Anna Middleton is a social scientist and genetic counsellor. She is associate director for Engagement and Society within Wellcome Connecting Science, based on the Wellcome Genome Campus. She is also the Director of the Kavli Centre for Ethics, Science, and the Public at the University of Cambridge.

== Education ==
Middleton completed her undergraduate studies in genetics at Newcastle University, before undertaking a MSc in Genetic Counselling at the University of Manchester. She completed a PhD at the School of Psychology and Research School of Medicine at the University of Leeds in 2000. Her PhD is in genetics and psychology, and explored the attitudes of Deaf adults and hearing parents of deaf children towards issues surrounding genetic testing for deafness. Anna was the first person to publish empirical data on the attitudes of Deaf parents towards using pre-natal testing for deafness, with the preference for having deaf children.

Middleton obtained her registration as a Genetic Counsellor with the Genetic Counselling Registration Board UK and Republic of Ireland in 2003.

== Career and research ==
Middleton joined the Sanger Institute in 2010, contributing ethics input into the Deciphering Developmental Disorders project by gathering public perspectives on the return of results from genome sequencing research.
In 2015 Anna founded the Society and Ethics Research group, which is part of Wellcome Connecting Science.
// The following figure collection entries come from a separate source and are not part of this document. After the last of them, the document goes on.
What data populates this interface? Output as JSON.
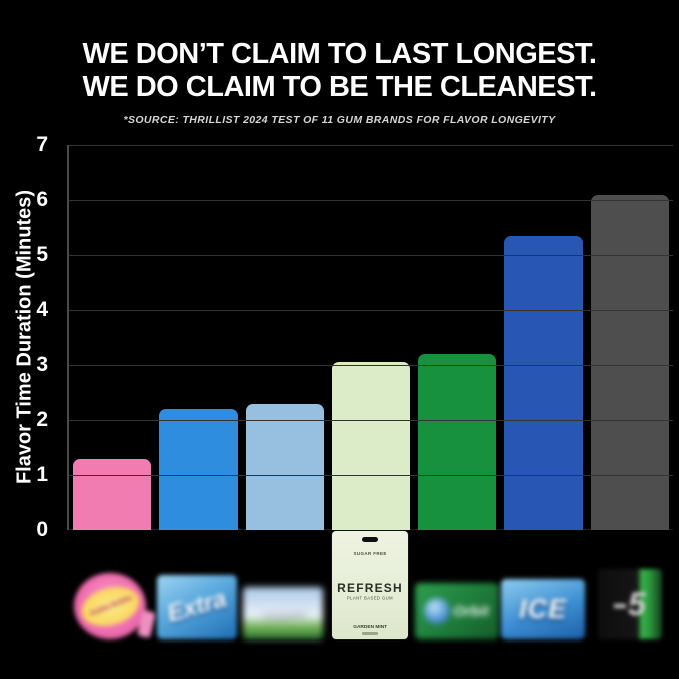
{
  "header": {
    "title_line1": "WE DON’T CLAIM TO LAST LONGEST.",
    "title_line2": "WE DO CLAIM TO BE THE CLEANEST.",
    "source_note": "*SOURCE: THRILLIST 2024 TEST OF 11 GUM BRANDS FOR FLAVOR LONGEVITY"
  },
  "chart_data": {
    "type": "bar",
    "title": "",
    "xlabel": "",
    "ylabel": "Flavor Time Duration (Minutes)",
    "ylim": [
      0,
      7
    ],
    "yticks": [
      0,
      1,
      2,
      3,
      4,
      5,
      6,
      7
    ],
    "grid": true,
    "legend": "none",
    "categories": [
      "Hubba Bubba",
      "Extra",
      "Trident",
      "Refresh",
      "Orbit",
      "Ice",
      "5 Gum"
    ],
    "values": [
      1.3,
      2.2,
      2.3,
      3.05,
      3.2,
      5.35,
      6.1
    ],
    "bar_colors": [
      "#f07cb2",
      "#2f8de0",
      "#97c0e0",
      "#dcebc8",
      "#18913e",
      "#2756b4",
      "#4e4e4e"
    ]
  },
  "products": [
    {
      "label": "Hubba Bubba"
    },
    {
      "label": "Extra"
    },
    {
      "label": "Trident"
    },
    {
      "label": "Refresh"
    },
    {
      "label": "Orbit"
    },
    {
      "label": "ICE"
    },
    {
      "label": "5"
    }
  ],
  "refresh_pack": {
    "top_label": "SUGAR FREE",
    "brand": "REFRESH",
    "subtitle": "PLANT BASED GUM",
    "flavor": "GARDEN MINT"
  },
  "colors": {
    "background": "#000000",
    "title_text": "#ffffff",
    "subtitle_text": "#d6d6d6",
    "gridline": "#333333",
    "axis_spine": "#4a4a4a",
    "tick_text": "#ffffff"
  }
}
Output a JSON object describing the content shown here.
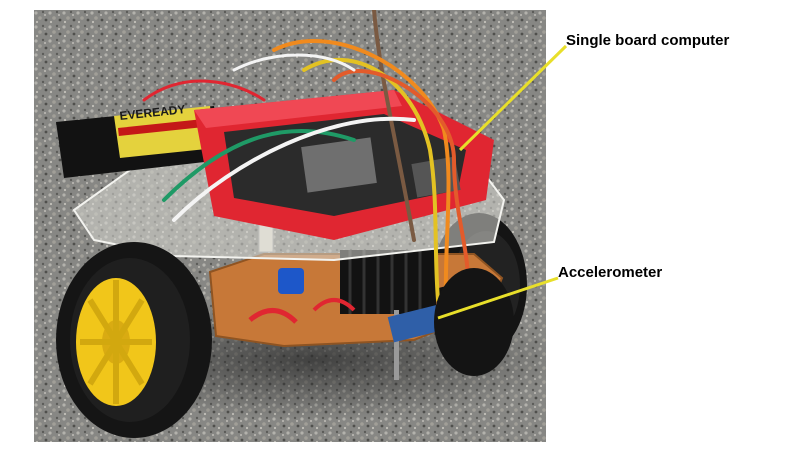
{
  "labels": {
    "single_board_computer": "Single board computer",
    "accelerometer": "Accelerometer"
  },
  "photo": {
    "battery_text": "EVEREADY"
  },
  "colors": {
    "callout_line": "#e8df2a",
    "chassis_red": "#e02631",
    "wheel_yellow": "#f1c61a",
    "tire": "#161616",
    "asphalt": "#8a8a86"
  }
}
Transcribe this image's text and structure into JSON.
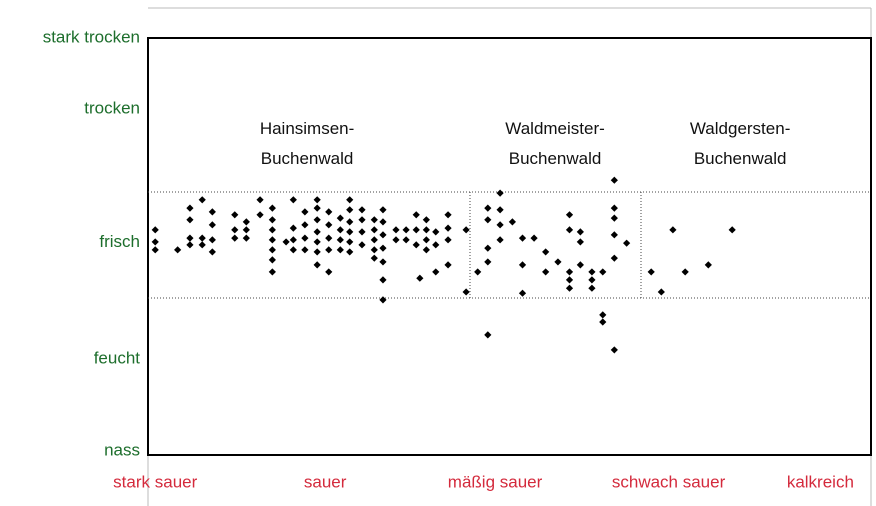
{
  "chart_data": {
    "type": "scatter",
    "xlim": [
      0,
      100
    ],
    "ylim": [
      0,
      100
    ],
    "xticks": [
      {
        "value": 1,
        "label": "stark sauer"
      },
      {
        "value": 24.5,
        "label": "sauer"
      },
      {
        "value": 48,
        "label": "mäßig sauer"
      },
      {
        "value": 72,
        "label": "schwach sauer"
      },
      {
        "value": 93,
        "label": "kalkreich"
      }
    ],
    "yticks": [
      {
        "value": 1,
        "label": "nass"
      },
      {
        "value": 23,
        "label": "feucht"
      },
      {
        "value": 51,
        "label": "frisch"
      },
      {
        "value": 83,
        "label": "trocken"
      },
      {
        "value": 100,
        "label": "stark trocken"
      }
    ],
    "annotations": [
      {
        "lines": [
          "Hainsimsen-",
          "Buchenwald"
        ],
        "x": 22,
        "y": 78
      },
      {
        "lines": [
          "Waldmeister-",
          "Buchenwald"
        ],
        "x": 56.3,
        "y": 78
      },
      {
        "lines": [
          "Waldgersten-",
          "Buchenwald"
        ],
        "x": 81.9,
        "y": 78
      }
    ],
    "series": [
      {
        "color": "#000000",
        "x": [
          1.0,
          1.0,
          1.0,
          4.1,
          5.8,
          5.8,
          5.8,
          5.8,
          7.5,
          7.5,
          7.5,
          8.9,
          8.9,
          8.9,
          8.9,
          12.0,
          12.0,
          12.0,
          13.6,
          13.6,
          13.6,
          15.5,
          15.5,
          17.2,
          17.2,
          17.2,
          17.2,
          17.2,
          17.2,
          17.2,
          19.1,
          20.1,
          20.1,
          20.1,
          20.1,
          21.7,
          21.7,
          21.7,
          21.7,
          23.4,
          23.4,
          23.4,
          23.4,
          23.4,
          23.4,
          23.4,
          25.0,
          25.0,
          25.0,
          25.0,
          25.0,
          26.6,
          26.6,
          26.6,
          26.6,
          27.9,
          27.9,
          27.9,
          27.9,
          27.9,
          27.9,
          29.6,
          29.6,
          29.6,
          29.6,
          31.3,
          31.3,
          31.3,
          31.3,
          31.3,
          32.5,
          32.5,
          32.5,
          32.5,
          32.5,
          32.5,
          32.5,
          34.3,
          34.3,
          35.7,
          35.7,
          37.1,
          37.1,
          37.1,
          37.6,
          38.5,
          38.5,
          38.5,
          38.5,
          39.8,
          39.8,
          39.8,
          41.5,
          41.5,
          41.5,
          41.5,
          44.0,
          44.0,
          45.6,
          47.0,
          47.0,
          47.0,
          47.0,
          47.0,
          48.7,
          48.7,
          48.7,
          48.7,
          50.4,
          51.8,
          51.8,
          51.8,
          53.4,
          55.0,
          55.0,
          56.7,
          58.3,
          58.3,
          58.3,
          58.3,
          58.3,
          59.8,
          59.8,
          59.8,
          61.4,
          61.4,
          61.4,
          62.9,
          62.9,
          62.9,
          64.5,
          64.5,
          64.5,
          64.5,
          64.5,
          64.5,
          66.2,
          69.6,
          71.0,
          72.6,
          74.3,
          77.5,
          80.8
        ],
        "y": [
          54.0,
          51.1,
          49.2,
          49.2,
          59.2,
          56.4,
          52.0,
          50.4,
          61.2,
          52.0,
          50.4,
          58.3,
          55.2,
          51.6,
          48.7,
          57.6,
          54.0,
          52.0,
          55.9,
          54.0,
          52.0,
          61.2,
          57.6,
          59.2,
          56.4,
          54.0,
          51.6,
          49.2,
          46.8,
          43.9,
          51.1,
          61.2,
          54.4,
          51.6,
          49.2,
          58.3,
          55.2,
          52.0,
          49.2,
          61.2,
          59.2,
          56.4,
          53.5,
          51.1,
          48.7,
          45.6,
          58.3,
          55.2,
          52.0,
          49.2,
          43.9,
          56.8,
          54.0,
          51.6,
          49.2,
          61.2,
          58.8,
          55.9,
          53.5,
          51.1,
          48.7,
          58.8,
          56.4,
          53.5,
          50.4,
          56.4,
          54.0,
          51.6,
          49.2,
          47.2,
          58.8,
          55.9,
          52.8,
          49.6,
          46.3,
          42.0,
          37.2,
          54.0,
          51.6,
          54.0,
          51.6,
          57.6,
          54.0,
          50.4,
          42.4,
          56.4,
          54.0,
          51.6,
          49.2,
          53.5,
          50.4,
          43.9,
          57.6,
          54.4,
          51.6,
          45.6,
          54.0,
          39.1,
          43.9,
          59.2,
          56.4,
          49.6,
          46.3,
          28.8,
          62.8,
          58.8,
          55.2,
          51.6,
          55.9,
          52.0,
          45.6,
          38.8,
          52.0,
          48.7,
          43.9,
          46.3,
          57.6,
          54.0,
          43.9,
          42.0,
          40.0,
          53.5,
          51.1,
          45.6,
          43.9,
          42.0,
          40.0,
          43.9,
          33.6,
          31.9,
          65.9,
          59.2,
          56.8,
          52.8,
          47.2,
          25.2,
          50.8,
          43.9,
          39.1,
          54.0,
          43.9,
          45.6,
          54.0
        ]
      }
    ]
  }
}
Anna and the group are interested in a range of issues relating to genomics and its relationship with society. They are undertaking research on public attitudes to genomic data sharing; how to communicate genomic concepts to patients; and the duty of care and the duty of confidentiality in the context of medically relevant genetic information.

Anna acted as an advisor on genomics and ethics to the 2019 Topol Review, an independent report commissioned by the Secretary of State for Health and Social Care on preparing the NHS healthcare workforce for the digital future, including genomics, AI and robotics.

She was Chair of the Oversight Group for Genomics England's 2019 report on 'A Public Dialogue on Genomic Medicine'.

=== Honours and awards===
Middleton was the Chair of the Association of Genetic Nurses and Counsellors (2018–2019) and vice-chair prior to this, having first been elected to the Committee in 2014. She was also vice-chair of the Genetic Counselling Registration Board (2007–2009) and an elected member of the Board prior to this (2004–2010).

===Media work===
Anna has undertaken extensive print and broadcast media work, including appearance on Channel 4 News, BBC Radio 4 and in The Guardian.